パチモンストーカー(2)
私たちはボトルもあることだし、と続けて数回、飲みに行った。2度目に店を訪れた数日後のことだ。私の部屋に無言電話がかかり始めた。最初はただのいたずらと思って無視していたが、あるとき相手が話しかけてきた。
「オレはアンタのことを知っている」
「最近、髪の毛を短く切っただろ」
「ベージュのスーツを着ていたね」
「今日はピンクのコートだった」
電話をかけてくるたびに、内容がエスカレートしてくる。相手は私の家の住所も、勤務先まで知っているのだ。目に見えぬ相手に恐怖を感じた私だったが、いたずら電話の回数が増えるにしたがって、にわかプロファイリングを始めるようになった。
●相手は男、年齢は20代後半から30代そこそこ。
●無言電話がかかるのは夕方5時〜6時のみ。
●いつも公衆電話からかけてくる。
●深夜の電話は無言ではなく、話をしてくる。
●かならず後ろで何やら音楽が鳴っている。
●私の服装を知っている。
●髪を切ったばかりということも知っている。
●住所と電話番号、名前、会社名を知っている。
最初に推理したときは、同じ会社の男だと思っていた。しかし、私はある日気づいたのだ。

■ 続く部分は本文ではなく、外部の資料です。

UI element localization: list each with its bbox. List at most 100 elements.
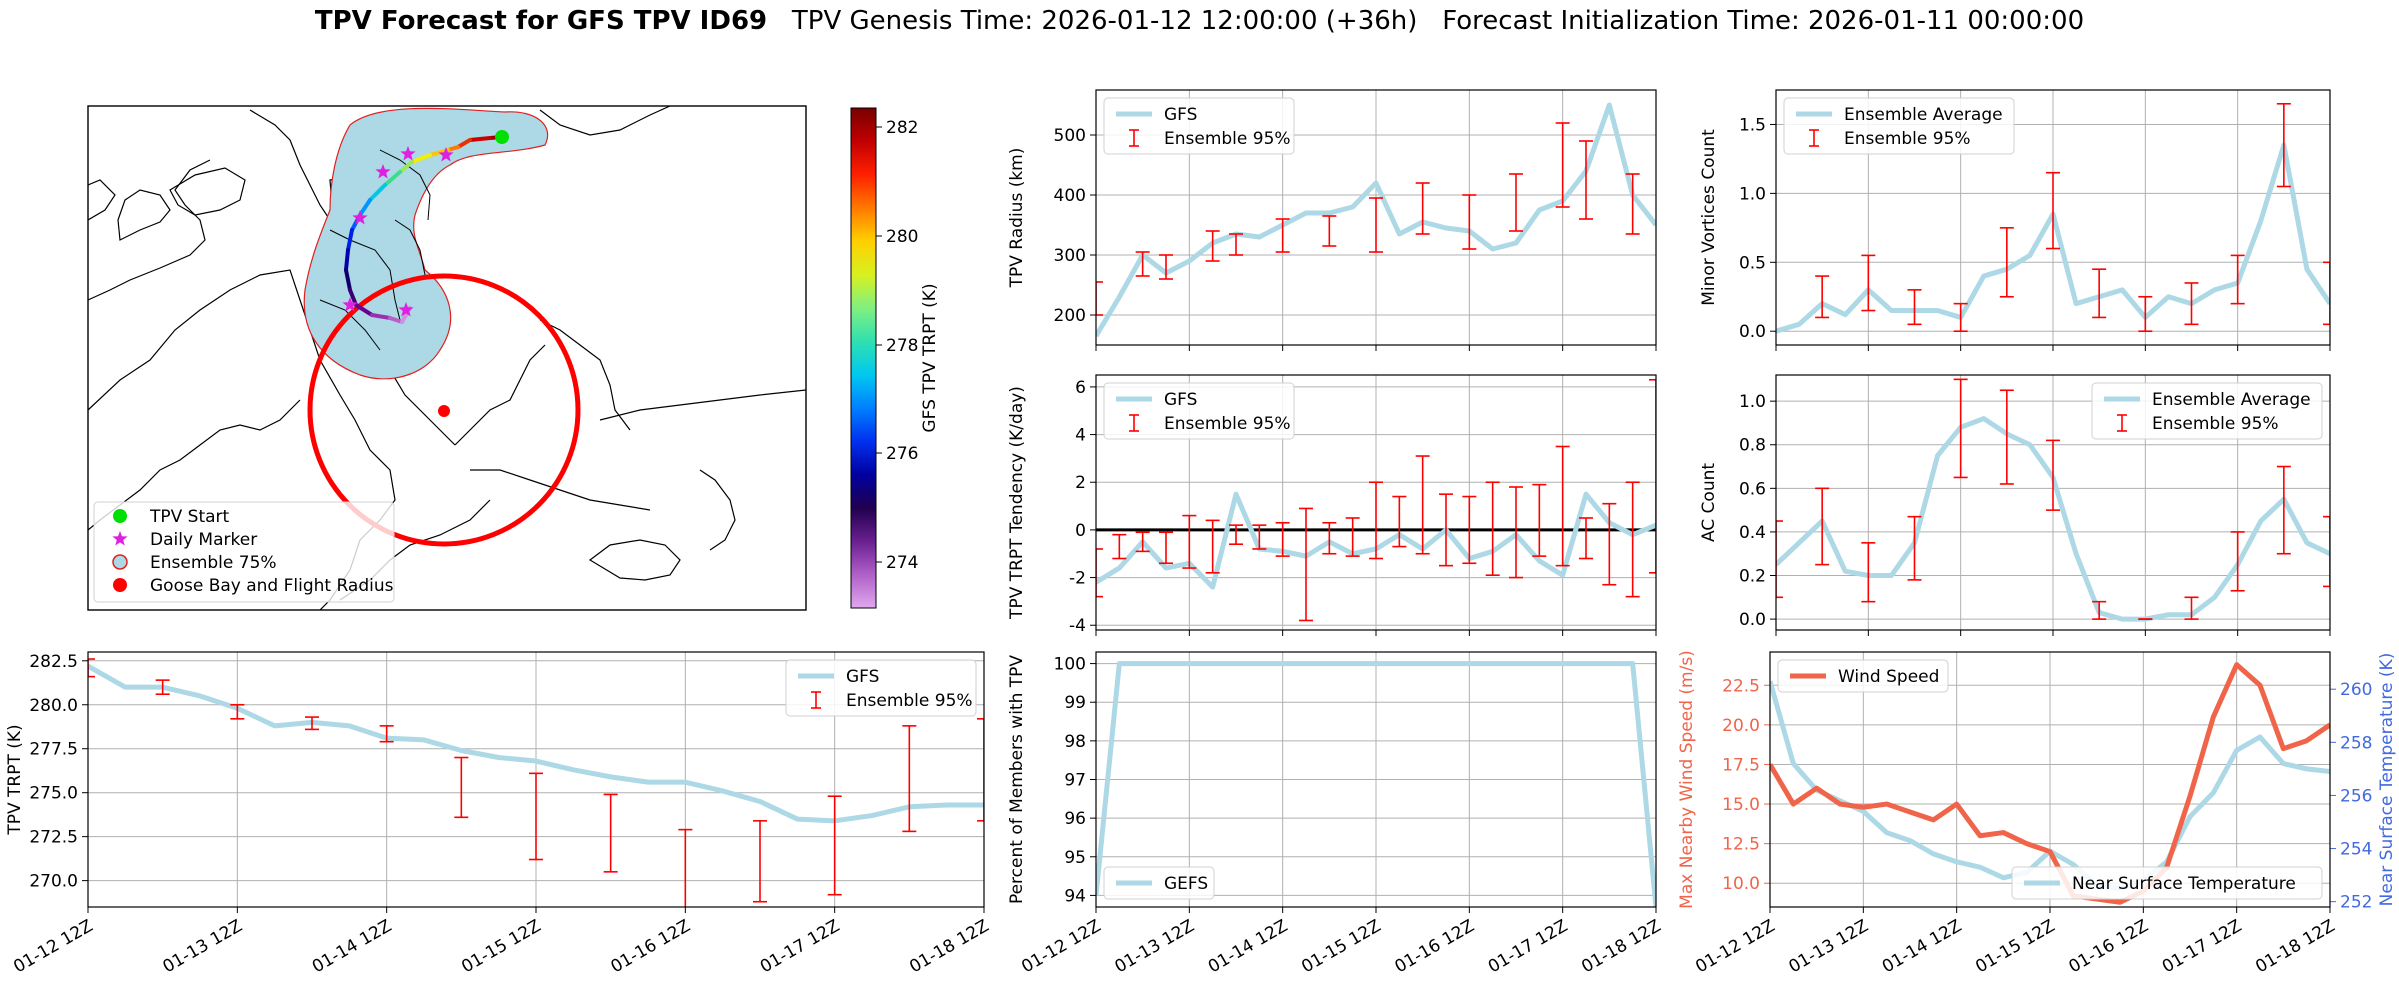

ボトルを入れるときに書かされた紙には住所や名前、電話番号、会社名を記入していたこと。髪を切ったことを店でミチコと話していたこと。そのときに接客していたのはひとりだけだった、ということ。そして、犯人が知っていた服装はあの店に行ったときのものだったことを。
私はある日、電話の相手にこうカマをかけた。「ねえ、こうやってお客さんの家にいたずら電話をしていることを、店に知らせてもいいわけ?」
黙り込む相手。やっぱりそうか。トドメだ。「あなた、デーモン小暮のそっくりさんでしょう!」
その日以来、彼は2度と電話をかけてくることはなかった。さようなら、デーモン。